Detection Methods for CVE-2023-1380
Indicators of Compromise
- Unexpected kernel panics or system crashes related to the brcmfmac wireless driver module
- Kernel log entries showing memory access violations in brcmf_get_assoc_ies or related functions
- Abnormal wireless association behavior or repeated connection failures on Broadcom wireless interfaces
- KASAN (Kernel Address Sanitizer) reports indicating slab-out-of-bounds reads in the brcmfmac driver
Detection Strategies
- Deploy kernel live patching solutions to monitor and protect against exploitation attempts (see Kernel Live Patch Security Notice LSN-0095)
- Monitor system logs for kernel oops or panic messages referencing the brcmfmac module or cfg80211.c
- Use kernel debugging tools like KASAN to detect out-of-bounds memory access in wireless driver code paths
- Implement endpoint detection solutions that can identify unusual kernel behavior patterns
Monitoring Recommendations
- Enable kernel logging and configure alerts for wireless driver-related errors or crashes
- Monitor /var/log/kern.log and dmesg output for brcmfmac driver anomalies
- Track system stability metrics on hosts with Broadcom wireless hardware
- Consider using audit rules to monitor brcmfmac module loading and wireless interface activity
How to Mitigate CVE-2023-1380
Immediate Actions Required
- Update the Linux kernel to a patched version that includes the fix for CVE-2023-1380
- Apply vendor-specific security updates from your distribution (Red Hat, Debian, Ubuntu, etc.)

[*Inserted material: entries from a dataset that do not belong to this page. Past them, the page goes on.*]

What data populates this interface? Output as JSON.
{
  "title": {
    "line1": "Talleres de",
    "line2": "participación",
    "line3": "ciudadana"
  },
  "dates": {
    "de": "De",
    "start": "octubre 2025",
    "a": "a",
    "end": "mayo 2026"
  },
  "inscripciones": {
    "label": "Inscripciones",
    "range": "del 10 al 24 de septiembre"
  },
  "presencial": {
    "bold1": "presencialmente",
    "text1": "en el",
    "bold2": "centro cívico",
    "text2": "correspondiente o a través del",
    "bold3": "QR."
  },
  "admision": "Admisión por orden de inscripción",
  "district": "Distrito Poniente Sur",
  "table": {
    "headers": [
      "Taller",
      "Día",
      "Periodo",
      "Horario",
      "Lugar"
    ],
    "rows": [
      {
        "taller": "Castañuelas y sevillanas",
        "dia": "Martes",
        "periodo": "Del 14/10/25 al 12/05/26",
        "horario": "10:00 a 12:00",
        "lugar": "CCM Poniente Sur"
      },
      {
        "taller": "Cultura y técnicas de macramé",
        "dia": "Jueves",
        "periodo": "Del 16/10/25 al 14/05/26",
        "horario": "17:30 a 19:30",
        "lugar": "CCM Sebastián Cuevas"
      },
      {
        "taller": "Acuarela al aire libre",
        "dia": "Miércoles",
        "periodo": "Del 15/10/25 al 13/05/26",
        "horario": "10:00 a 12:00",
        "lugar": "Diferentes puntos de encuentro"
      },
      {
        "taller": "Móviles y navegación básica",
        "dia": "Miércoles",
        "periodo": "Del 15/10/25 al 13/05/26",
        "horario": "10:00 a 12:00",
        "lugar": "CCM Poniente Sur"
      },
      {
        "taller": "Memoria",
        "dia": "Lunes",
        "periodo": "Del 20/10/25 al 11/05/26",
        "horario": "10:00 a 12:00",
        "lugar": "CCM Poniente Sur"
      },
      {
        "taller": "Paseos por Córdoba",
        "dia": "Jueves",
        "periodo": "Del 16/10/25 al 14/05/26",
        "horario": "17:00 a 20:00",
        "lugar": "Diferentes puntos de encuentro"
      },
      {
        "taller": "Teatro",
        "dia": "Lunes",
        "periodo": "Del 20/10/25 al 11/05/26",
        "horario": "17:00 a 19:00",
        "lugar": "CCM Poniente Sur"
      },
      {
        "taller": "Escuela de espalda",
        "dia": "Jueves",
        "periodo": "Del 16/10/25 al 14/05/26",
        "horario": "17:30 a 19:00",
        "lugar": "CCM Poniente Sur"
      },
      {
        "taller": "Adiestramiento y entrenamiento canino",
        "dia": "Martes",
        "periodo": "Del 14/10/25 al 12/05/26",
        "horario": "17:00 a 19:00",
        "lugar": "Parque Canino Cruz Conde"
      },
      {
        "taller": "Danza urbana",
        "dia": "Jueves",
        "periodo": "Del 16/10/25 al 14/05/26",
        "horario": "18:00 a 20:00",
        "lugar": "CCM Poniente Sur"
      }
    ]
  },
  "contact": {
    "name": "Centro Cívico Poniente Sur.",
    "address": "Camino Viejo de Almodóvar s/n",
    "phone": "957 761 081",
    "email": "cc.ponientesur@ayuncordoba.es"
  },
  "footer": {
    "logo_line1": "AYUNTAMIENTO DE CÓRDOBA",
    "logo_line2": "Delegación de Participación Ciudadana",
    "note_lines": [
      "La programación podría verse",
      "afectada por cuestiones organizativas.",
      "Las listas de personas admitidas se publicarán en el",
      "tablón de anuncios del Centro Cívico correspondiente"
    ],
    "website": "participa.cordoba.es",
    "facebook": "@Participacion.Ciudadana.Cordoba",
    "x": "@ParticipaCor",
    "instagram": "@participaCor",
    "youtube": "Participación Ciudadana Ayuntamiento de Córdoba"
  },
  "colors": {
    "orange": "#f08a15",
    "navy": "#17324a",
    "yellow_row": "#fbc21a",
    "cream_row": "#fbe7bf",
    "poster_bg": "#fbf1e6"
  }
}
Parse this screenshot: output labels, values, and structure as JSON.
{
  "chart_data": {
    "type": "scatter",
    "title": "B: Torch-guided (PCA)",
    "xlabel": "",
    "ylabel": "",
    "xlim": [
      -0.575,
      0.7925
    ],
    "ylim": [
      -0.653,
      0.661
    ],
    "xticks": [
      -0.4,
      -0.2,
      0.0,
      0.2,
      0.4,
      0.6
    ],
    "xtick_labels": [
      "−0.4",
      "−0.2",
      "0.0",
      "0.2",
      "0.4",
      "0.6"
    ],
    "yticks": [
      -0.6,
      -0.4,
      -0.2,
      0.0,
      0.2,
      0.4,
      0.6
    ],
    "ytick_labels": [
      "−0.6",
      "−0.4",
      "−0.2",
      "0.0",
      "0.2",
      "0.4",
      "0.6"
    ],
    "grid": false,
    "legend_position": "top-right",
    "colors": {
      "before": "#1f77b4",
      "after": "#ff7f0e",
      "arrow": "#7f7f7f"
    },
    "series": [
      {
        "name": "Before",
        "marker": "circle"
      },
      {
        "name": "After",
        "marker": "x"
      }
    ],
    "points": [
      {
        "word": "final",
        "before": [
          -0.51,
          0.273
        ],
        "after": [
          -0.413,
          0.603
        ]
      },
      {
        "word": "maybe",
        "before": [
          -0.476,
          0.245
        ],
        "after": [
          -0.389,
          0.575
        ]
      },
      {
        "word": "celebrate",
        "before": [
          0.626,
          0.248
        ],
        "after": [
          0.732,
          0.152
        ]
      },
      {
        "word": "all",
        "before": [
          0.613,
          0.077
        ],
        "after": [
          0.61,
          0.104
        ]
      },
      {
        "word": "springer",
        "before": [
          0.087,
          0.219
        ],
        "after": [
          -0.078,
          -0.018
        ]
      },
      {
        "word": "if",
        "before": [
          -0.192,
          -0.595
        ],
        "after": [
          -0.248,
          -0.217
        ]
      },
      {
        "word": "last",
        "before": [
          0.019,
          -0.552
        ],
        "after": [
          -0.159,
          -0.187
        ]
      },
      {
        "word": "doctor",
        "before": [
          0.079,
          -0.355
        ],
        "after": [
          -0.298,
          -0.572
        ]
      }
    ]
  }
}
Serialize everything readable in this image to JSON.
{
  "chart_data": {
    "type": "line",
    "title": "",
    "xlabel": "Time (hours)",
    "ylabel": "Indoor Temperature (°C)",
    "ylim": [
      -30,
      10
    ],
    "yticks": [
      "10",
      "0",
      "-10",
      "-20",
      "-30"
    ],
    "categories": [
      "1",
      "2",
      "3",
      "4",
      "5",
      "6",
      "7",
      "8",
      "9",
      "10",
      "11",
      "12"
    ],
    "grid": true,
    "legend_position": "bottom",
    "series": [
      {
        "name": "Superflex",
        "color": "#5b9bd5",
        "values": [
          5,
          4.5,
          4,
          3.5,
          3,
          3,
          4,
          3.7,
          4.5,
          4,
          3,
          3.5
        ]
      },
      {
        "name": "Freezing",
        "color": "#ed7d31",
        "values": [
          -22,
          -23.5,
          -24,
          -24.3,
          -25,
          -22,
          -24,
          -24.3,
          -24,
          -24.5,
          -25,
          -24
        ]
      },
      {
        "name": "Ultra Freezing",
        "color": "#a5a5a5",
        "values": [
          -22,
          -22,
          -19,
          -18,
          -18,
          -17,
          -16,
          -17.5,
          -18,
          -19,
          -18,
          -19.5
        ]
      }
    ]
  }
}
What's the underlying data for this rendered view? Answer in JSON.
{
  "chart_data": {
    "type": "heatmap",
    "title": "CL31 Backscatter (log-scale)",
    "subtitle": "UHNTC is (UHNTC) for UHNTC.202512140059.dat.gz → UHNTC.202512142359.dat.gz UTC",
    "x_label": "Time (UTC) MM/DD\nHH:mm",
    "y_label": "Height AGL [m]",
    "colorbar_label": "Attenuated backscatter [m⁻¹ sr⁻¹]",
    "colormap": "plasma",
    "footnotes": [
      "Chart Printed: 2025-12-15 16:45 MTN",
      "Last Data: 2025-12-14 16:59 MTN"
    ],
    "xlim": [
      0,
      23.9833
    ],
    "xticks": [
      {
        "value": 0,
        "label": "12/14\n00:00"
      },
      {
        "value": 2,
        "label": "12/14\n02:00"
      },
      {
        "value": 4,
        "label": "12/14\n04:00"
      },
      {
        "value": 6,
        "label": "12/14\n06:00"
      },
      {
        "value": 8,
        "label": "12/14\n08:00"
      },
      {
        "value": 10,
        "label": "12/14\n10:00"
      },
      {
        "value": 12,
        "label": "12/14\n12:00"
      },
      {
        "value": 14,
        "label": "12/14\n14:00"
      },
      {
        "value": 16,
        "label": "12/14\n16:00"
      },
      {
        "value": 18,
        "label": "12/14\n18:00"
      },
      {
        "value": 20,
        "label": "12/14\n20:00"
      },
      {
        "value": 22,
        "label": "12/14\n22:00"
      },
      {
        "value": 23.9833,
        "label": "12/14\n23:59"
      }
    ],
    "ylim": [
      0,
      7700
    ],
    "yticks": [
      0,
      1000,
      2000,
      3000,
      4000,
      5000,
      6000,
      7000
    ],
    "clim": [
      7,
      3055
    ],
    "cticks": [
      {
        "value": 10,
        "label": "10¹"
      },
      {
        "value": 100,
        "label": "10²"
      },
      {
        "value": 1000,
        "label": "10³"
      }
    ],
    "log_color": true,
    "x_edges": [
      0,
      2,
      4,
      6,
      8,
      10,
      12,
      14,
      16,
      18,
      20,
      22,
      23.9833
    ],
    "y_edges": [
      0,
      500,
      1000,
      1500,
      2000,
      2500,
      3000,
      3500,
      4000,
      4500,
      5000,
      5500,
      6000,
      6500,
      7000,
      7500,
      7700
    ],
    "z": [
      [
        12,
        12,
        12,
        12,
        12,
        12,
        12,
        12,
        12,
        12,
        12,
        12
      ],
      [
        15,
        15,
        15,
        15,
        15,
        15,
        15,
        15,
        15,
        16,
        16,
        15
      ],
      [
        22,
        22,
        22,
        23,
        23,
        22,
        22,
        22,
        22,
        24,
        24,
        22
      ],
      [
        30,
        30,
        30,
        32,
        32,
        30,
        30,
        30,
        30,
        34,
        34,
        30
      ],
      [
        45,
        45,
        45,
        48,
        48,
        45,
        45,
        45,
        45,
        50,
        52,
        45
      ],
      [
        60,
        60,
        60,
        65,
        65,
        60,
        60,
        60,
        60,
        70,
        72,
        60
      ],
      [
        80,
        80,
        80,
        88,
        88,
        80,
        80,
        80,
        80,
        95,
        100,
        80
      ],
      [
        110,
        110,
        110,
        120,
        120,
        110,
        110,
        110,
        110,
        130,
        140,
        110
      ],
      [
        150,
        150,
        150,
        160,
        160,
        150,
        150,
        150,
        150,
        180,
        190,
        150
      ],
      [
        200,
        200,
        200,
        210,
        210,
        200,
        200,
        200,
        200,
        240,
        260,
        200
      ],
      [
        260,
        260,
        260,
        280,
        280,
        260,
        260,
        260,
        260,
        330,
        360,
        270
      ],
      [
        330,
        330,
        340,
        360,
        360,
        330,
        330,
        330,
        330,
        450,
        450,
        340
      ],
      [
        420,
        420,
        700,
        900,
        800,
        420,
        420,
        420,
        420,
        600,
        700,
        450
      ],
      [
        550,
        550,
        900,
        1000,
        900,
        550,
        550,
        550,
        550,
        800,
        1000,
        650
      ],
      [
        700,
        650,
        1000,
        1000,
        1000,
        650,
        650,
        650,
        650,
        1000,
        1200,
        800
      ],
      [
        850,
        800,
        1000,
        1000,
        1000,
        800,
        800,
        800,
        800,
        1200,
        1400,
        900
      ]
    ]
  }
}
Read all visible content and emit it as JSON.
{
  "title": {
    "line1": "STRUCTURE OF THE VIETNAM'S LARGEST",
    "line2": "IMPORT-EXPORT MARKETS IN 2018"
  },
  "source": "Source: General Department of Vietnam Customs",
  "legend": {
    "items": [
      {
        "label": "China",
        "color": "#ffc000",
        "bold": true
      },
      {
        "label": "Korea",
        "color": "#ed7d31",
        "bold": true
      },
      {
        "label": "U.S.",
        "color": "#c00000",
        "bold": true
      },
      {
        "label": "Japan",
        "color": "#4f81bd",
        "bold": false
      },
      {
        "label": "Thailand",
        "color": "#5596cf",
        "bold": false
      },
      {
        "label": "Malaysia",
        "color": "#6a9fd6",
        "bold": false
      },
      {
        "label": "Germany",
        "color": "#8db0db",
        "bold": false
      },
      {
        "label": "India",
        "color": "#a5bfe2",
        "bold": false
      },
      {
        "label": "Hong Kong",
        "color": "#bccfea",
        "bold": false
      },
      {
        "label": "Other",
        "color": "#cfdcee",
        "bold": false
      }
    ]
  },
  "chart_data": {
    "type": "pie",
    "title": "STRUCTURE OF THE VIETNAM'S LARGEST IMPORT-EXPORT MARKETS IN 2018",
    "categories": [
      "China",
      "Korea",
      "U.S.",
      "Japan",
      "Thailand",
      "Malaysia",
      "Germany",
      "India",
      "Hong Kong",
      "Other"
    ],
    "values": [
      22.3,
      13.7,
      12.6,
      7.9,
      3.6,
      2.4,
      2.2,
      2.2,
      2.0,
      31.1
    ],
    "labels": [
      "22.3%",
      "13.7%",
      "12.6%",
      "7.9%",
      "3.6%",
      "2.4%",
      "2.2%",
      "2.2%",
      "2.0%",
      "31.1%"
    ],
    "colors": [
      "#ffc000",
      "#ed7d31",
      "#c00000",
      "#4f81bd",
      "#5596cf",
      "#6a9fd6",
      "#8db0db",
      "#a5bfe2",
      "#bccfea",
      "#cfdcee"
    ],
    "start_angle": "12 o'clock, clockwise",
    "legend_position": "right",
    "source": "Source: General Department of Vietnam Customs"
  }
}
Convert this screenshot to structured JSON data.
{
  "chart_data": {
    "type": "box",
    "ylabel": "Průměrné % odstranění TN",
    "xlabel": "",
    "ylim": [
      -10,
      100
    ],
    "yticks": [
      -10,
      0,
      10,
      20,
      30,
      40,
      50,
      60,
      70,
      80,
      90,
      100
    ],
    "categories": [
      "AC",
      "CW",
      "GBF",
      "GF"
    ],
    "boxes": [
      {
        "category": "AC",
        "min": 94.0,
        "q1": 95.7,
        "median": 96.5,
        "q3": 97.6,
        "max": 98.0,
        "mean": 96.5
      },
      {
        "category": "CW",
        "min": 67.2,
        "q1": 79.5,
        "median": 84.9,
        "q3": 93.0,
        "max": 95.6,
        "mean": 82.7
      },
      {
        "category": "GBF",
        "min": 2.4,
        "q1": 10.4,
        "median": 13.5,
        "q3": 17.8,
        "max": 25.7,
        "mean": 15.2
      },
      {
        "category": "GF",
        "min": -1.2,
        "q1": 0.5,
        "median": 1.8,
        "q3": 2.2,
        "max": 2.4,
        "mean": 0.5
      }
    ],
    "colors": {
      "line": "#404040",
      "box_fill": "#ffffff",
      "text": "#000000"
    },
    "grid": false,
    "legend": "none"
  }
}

- If immediate patching is not possible, consider disabling or unloading the brcmfmac driver on affected systems
- Review Red Hat Bugzilla Report #2177883 for vendor-specific guidance
Patch Information
Security patches addressing this vulnerability have been released by major Linux distributions:
- Red Hat: Security advisories available through Red Hat Bugzilla Report #2177883
- Debian: Debian Security Advisory DSA-5480 and LTS announcements for Debian 10/11
- Ubuntu: Updates available for Ubuntu 14.04 ESM, 16.04 ESM, 18.04 LTS, 20.04 LTS, and 22.04 LTS
- NetApp: Refer to NetApp Security Advisory NTAP-20230511
The upstream kernel fix adds proper bounds checking to validate assoc_info->req_len against WL_EXTRA_BUF_MAX before processing association information elements.
Workarounds
- Disable the Broadcom FullMAC wireless driver by blacklisting the brcmfmac module if Broadcom wireless functionality is not required
- Use alternative wired network connections on affected systems until patches can be applied
- Implement kernel live patching solutions such as those described in Kernel Live Patch Security Notice LSN-0096
- Restrict local access to systems with vulnerable Broadcom wireless hardware
# Temporarily disable the brcmfmac driver
sudo modprobe -r brcmfmac
# Blacklist the driver to prevent loading on boot
echo "blacklist brcmfmac" | sudo tee /etc/modprobe.d/blacklist-brcmfmac.conf
# Verify the module is not loaded
lsmod | grep brcmfmac
Disclaimer: This content was generated using AI. While we strive for accuracy, please verify critical information with official sources.